Hala kuyruk acısından dolayı Ayasofya’ yı hazmedemeyenler, kirli emellerini sürdürmekte ve onların kuyruğuna takılanlar da onlarda bu kuyruk acısını, onlarla birlikte bir kan davası olarak devam ettirmektedirler.
Bu insanlar bu toprağın mahsulü ve ürünü değillerdir.
Başkalarının ekip sürdüğü, tohumlayıp gübrelediği kimselerdir.
Buna rağmen buna ses çıkarmayıp peşinden gidenler de kendilerini kontrol etmelerinde yarar vardır.
Memleketimizde yüz yıldır ekilen bu ayrık otları; bugün asıl ve asil ürünlerin yerine geçmeye hazırlanmaktadırlar.
Kan depreşti.
- Biz yabancılardan dönme yoluyla, yanımıza ve tarafımıza döndürdük.
Onlar ise bizden kendilerine yandaş devşirdiler.
Eğitim sistemini istedikleri gibi şekillendirip, biçimlendirdiler.
Kendi müfredatımızı ne kadar yapabildik ki?
Önce beyinleri göç ettirdik. Daha sonra dumura uğrattık, tozlandırdık, paslandırdık.
1949 Amerikan Fulbright konseyi, oluştu.
Memleketlerin işgalinden önce, zihinler işgal edildi.
KISSADAN HİSSE-1-:
Zamanın birinde bir oduncu, ormanda odun keserken çalı arasında bir yılana rastlamış. Elindeki baltayı kaldırıp yılanın başını vurmak üzereyken bir an göz göze gelmiş. Yaratana olan aşkı -yılan bile olsa- yaratılana yansımış ve yılanı vurmaya kıyamamış.
Yılan da duygulanmış, dile gelmiş.
Ey insanoğlu, sen bana kıyamadın, ben de sana bir iyilik edeceğim demiş. Bir kör kuyuya dalmış ve kaybolmuş.
Biraz sonra ağzında bir altın lira ile dönmüş ve oduncuya uzatmış.
"Bundan böyle ömür boyu sana her gün bir altın lira vereceğim. "
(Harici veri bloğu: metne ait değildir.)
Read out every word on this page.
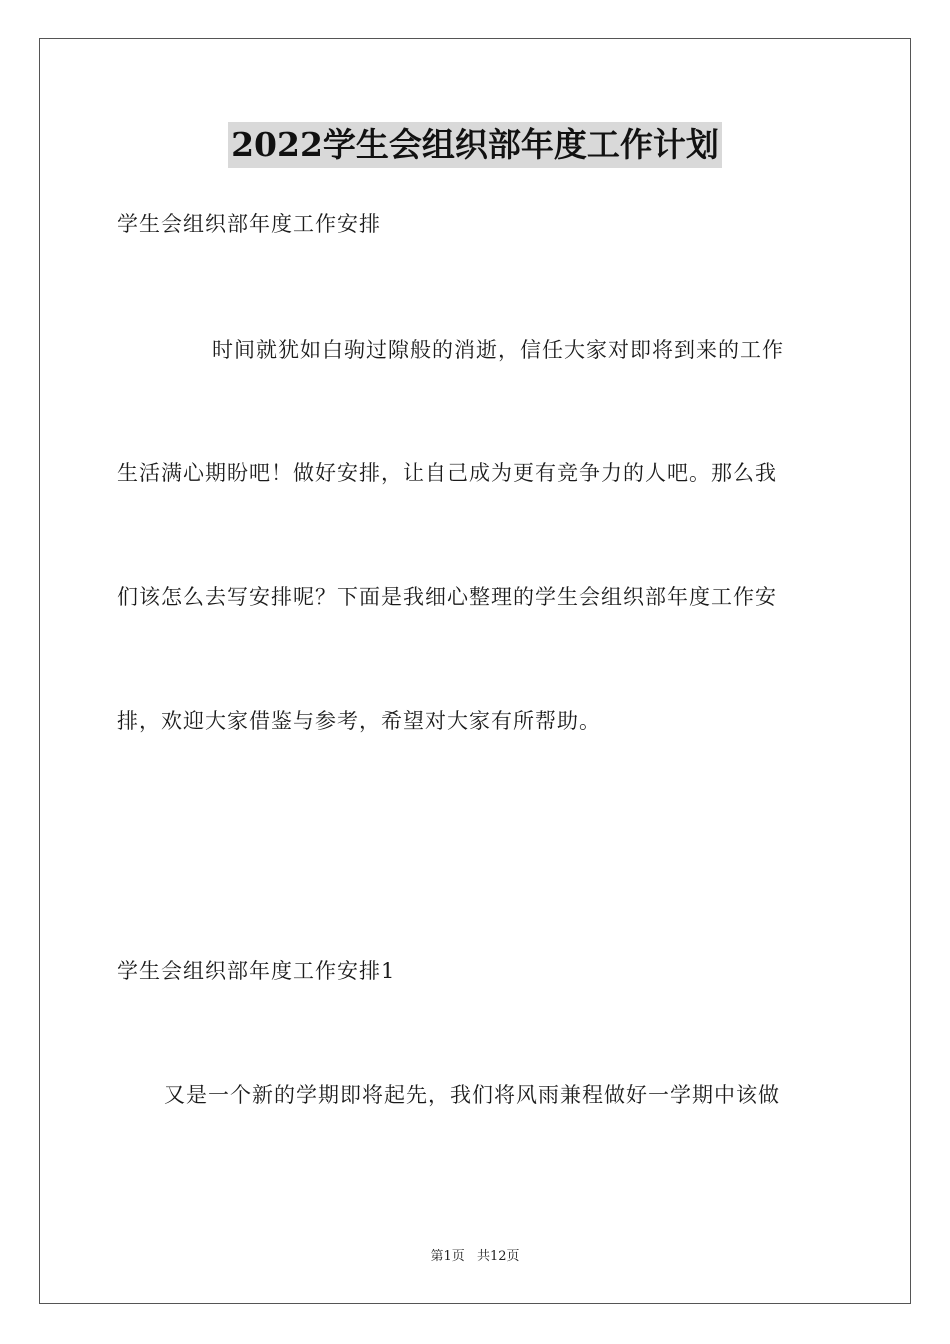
2022学生会组织部年度工作计划
学生会组织部年度工作安排
时间就犹如白驹过隙般的消逝，信任大家对即将到来的工作
生活满心期盼吧！做好安排，让自己成为更有竞争力的人吧。那么我
们该怎么去写安排呢？下面是我细心整理的学生会组织部年度工作安
排，欢迎大家借鉴与参考，希望对大家有所帮助。
学生会组织部年度工作安排1
又是一个新的学期即将起先，我们将风雨兼程做好一学期中该做
第1页 共12页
Oduncu altını bozdurmuş ve evinde o gün şenlik olmuş. Hiç kimseye olan biteni anlatmamış, ailesi dâhil. Herkes sadece oduncunun çok çalıştığı için durumunun düzeldiğini zannetmiş. Yıllar boyu her gün o kör kuyunun başına gitmiş, yılan ile buluşmuş ve altınını almış.
Gel zaman git zaman, oduncu ağır hastalanmış. Kuyunun başına gidemez olmuş. Bir kaç gün geçince bolluğa alışmış evinde darlık başlamış. Oduncu oğlunu yanına çağırmış ve yılanın sırrını anlatmış.
"Git kör kuyunun başına ve oğlum olduğunu söyle, yılan sana altın verecek" demiş.
Oğlu inanmamış ama gitmiş, yılan önce saklanmış, sonra ortaya çıkmış.
Onun oduncunun oğlu olduğuna iyice kanaat getirince de kuyuya inip bir altın
getirmiş. Oğlan önce inanmadığı hikâyenin gerçek olduğunu görünce hırsa kapılmış, kim bilir daha ne kadar altın var kuyudan içeride demiş... Hırsla yılanı öldürmek için bir hamle yapmış, ıskalamış ama yılanın kuyruğunu koparmış. Yılan da can havliyle dönüp oğlanı sokmuş ve öldürmüş.
Akşam yaklaşıp da oğlu gelmeyince oduncu iyice endişelenmiş. Hasta yatağından sürünerek bile olsa kalkmış.
Kuyunun başına gitmiş ki oğlu cansız yatıyor. Yılan o arada görünmüş ki, kuyruğu yok ve kanlar içinde...
Oduncu durumu anlamış ve çok üzülmüş. Canının parçası oğlu yerde cansız, yıllardır velinimeti olan yılan yaralı...
Hatalı olan oğlum olmalı demiş ve yılandan özür dilemiş. Tekrar dost olalım demiş...
Yılan ise acı acı gülümsemiş. Çok isterdim ama... Sende bu evlât acısı... Bende de bu kuyruk acısı varken biz artık dost olamayız.
- KISSADAN HİSSE-1-:
Karganın biri her gün kilisenin çanına pislermiş. Papaz ne yaptıysa yakalayamayınca çanın bulunduğu yere bir bardak şarap koymuş.
Karga şarabı içip sızınca yakalamış.
Sonra demiş ki: Müslüman olsan şarap içmezsin, Hristiyan olsan çana sıçmazsın. Söyle bana sen nesin?